Uma comissão especial do parlamento Argentino colocou a responsabilidade do naufrágio do submarino ARA San Juan, ocorrido em 2017, no ministro da Defesa, Oscar Aguad, segundo noticiou a agência local Todo Noticias.

“Desde a perda de contato e comunicações com o navio, ficou evidenciada a falta de liderança em face da crise, a ocultação das circunstâncias da tragédia dos familiares da tripulação e da opinião pública, a demora em contratar uma empresa para buscar o navio, ofensas aos familiares e aos deputados da Comissão parlamentar e graves irregularidades no processo sumário, que revelam a clara responsabilidade política e administrativa de Aguad e dos seus funcionários mais próximos”, afirma o relatório.

Os deputados também avaliam de forma crítica as ações do presidente Argentino, Mauricio Macri, que, de acordo com eles, como comandante-em-chefe das Forças Armadas revelou um baixo nível de envolvimento na tragédia.

Além disso, a decisão de Macri em deixar o ministro da Defesa no cargo apesar da perda do submarino levantou perguntas na comissão. O submarino ARA San Juan perdeu o contato no dia 15 de novembro de 2017 no caminho para a base da Marinha de Mar del Plata.
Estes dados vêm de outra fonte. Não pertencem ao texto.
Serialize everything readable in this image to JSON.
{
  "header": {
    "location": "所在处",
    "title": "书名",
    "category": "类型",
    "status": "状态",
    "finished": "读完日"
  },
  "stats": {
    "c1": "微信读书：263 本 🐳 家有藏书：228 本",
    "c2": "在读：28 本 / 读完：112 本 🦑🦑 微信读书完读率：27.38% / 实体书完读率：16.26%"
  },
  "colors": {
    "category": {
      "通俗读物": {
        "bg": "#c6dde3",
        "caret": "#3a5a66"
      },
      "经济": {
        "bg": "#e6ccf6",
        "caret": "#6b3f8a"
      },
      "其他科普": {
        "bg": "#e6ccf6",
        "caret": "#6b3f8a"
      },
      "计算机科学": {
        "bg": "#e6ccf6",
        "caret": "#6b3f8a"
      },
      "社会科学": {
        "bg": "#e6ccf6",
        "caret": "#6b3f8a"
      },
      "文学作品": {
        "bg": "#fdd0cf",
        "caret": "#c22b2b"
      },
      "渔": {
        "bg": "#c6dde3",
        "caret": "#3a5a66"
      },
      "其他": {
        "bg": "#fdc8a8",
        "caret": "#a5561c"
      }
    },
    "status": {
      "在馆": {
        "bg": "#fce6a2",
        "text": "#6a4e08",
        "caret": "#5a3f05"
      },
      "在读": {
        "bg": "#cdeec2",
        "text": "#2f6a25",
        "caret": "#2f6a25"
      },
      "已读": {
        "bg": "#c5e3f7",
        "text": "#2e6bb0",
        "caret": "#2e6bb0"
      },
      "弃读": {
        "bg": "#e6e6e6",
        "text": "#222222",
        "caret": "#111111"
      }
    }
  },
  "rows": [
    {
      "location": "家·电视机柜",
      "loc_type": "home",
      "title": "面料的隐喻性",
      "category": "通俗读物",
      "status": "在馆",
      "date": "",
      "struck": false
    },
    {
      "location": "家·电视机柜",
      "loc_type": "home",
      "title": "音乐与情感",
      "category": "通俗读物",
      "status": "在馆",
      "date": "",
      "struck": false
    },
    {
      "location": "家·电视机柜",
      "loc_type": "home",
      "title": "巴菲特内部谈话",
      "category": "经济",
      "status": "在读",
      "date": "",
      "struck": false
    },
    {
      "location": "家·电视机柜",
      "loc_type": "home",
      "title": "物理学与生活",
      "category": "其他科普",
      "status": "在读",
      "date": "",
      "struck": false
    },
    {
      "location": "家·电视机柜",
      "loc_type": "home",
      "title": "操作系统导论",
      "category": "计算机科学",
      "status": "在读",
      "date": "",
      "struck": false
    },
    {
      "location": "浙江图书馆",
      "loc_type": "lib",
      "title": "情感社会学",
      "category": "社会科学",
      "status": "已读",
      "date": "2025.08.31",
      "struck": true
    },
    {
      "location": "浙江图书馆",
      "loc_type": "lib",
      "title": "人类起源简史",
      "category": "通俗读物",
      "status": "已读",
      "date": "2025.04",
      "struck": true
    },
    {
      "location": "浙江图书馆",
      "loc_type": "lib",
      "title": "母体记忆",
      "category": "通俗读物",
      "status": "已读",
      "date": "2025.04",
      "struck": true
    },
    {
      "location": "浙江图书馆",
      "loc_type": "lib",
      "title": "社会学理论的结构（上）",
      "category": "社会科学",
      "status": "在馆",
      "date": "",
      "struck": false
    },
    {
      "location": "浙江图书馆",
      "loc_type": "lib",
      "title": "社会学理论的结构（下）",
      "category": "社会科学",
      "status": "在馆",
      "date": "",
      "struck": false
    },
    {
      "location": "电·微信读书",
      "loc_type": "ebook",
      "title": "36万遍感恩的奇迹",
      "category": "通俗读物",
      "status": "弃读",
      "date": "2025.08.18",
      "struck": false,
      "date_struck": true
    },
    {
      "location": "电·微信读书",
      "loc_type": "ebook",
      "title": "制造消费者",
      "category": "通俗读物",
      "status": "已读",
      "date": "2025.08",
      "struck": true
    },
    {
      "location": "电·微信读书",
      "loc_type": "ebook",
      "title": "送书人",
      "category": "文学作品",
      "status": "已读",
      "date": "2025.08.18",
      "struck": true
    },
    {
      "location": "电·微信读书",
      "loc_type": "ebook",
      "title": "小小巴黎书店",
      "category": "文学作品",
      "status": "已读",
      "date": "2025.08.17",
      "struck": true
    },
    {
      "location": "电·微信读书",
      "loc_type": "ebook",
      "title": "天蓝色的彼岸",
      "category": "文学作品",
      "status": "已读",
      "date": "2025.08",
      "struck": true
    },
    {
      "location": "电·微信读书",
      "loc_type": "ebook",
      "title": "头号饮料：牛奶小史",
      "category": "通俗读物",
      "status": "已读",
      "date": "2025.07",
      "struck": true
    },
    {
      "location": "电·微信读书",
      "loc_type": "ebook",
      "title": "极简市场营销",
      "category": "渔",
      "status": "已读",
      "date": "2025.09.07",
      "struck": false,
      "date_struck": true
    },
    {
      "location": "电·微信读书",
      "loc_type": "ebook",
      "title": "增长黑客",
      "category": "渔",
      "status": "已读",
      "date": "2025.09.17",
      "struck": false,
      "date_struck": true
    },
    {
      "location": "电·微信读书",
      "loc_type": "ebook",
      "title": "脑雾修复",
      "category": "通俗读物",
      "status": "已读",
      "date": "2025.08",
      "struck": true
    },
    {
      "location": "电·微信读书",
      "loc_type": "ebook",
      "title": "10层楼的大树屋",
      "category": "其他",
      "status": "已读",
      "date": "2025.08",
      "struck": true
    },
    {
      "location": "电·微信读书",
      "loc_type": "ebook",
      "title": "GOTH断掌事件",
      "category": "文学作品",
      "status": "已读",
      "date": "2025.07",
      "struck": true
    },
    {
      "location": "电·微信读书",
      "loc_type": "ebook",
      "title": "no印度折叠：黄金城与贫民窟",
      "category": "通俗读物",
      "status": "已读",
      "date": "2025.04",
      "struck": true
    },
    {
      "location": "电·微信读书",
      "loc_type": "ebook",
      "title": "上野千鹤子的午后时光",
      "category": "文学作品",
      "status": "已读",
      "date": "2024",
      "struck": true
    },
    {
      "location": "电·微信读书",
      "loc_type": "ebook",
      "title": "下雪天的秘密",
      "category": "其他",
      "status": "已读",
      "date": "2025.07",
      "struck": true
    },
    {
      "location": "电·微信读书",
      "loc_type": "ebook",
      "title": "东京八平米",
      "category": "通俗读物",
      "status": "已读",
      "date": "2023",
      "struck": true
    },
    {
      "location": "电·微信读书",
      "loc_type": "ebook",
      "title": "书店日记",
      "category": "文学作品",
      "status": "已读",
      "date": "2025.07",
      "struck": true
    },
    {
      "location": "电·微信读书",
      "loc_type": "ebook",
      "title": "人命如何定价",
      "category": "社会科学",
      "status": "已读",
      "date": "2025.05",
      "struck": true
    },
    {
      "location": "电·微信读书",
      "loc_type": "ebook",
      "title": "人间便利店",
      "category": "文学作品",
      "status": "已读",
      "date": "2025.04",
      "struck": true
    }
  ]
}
No momento da última sessão, a tripulação informou sobre uma avaria a bordo da embarcação. O navio levava uma tripulação de 44 pessoas a bordo, inclusive a primeira mulher-submarinista na história da Argentina, Eliana Maria Krawczyk.

Os representantes das Forças Armadas relataram sobre uma explosão, que pode ter estado ligada com o desaparecimento do ARA San Juan. Em novembro de 2018, o submarino foi encontrado, com o casco deformado, no fundo do Atlântico; 500 Km da costa, a uma profundidade superior a 900 metros.